For big region, it is impossible to test. other than that, this becomes an edge case to our dependencies, and which could hit dependency system’s unknown scaling limit.
Best practice: don’t be an outlier / big pain to dependency, since we don’t know when it will hit dependency’s limit.
Cells are the answer
Within a single cell, both control plane and data plane scaling limit would be bounded in this case, so we know we are approaching failure.
Each instance has some buffered capacity for new customers.
Then in this case, whales become a big problem. whales are customers either have large config or high traffic, it could fall into any extreme case.
We have no way to know a whale when creation, there is no indicators.
When whales appears, they could soaked up lots of buffered capacity so quickly that cell is approach to its limit.
In this case, we could automatically migrate whales to isolated capacity to protect other customers.

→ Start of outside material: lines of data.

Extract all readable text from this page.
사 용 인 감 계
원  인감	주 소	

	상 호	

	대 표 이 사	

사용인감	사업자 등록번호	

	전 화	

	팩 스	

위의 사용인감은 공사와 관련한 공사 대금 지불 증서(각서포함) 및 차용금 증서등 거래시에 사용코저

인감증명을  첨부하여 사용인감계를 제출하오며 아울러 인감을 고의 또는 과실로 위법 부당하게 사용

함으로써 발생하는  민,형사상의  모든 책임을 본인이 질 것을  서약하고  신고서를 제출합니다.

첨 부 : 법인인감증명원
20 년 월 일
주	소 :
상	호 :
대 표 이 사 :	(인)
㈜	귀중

This is a trade-off between complexity VS flexibility.
Cell architecture is complex however it provides some flexibility when growing.
preset cell size
Using flexible cell size will be more friendly to cost, while costy to test.
By having multiple cell sizes, it will reduce the overall cost and increase the complexity to test, a trade-off between cost VS testability.
data plane scaling factors
Likely the scaling event of data plane will be:
- new connections per second
- active connections
- bandwidth.
By having fewer instances, we will save some cost however will increase blast radius of event and have poorer isolation.
This is a trade-off between cost VS blast radius.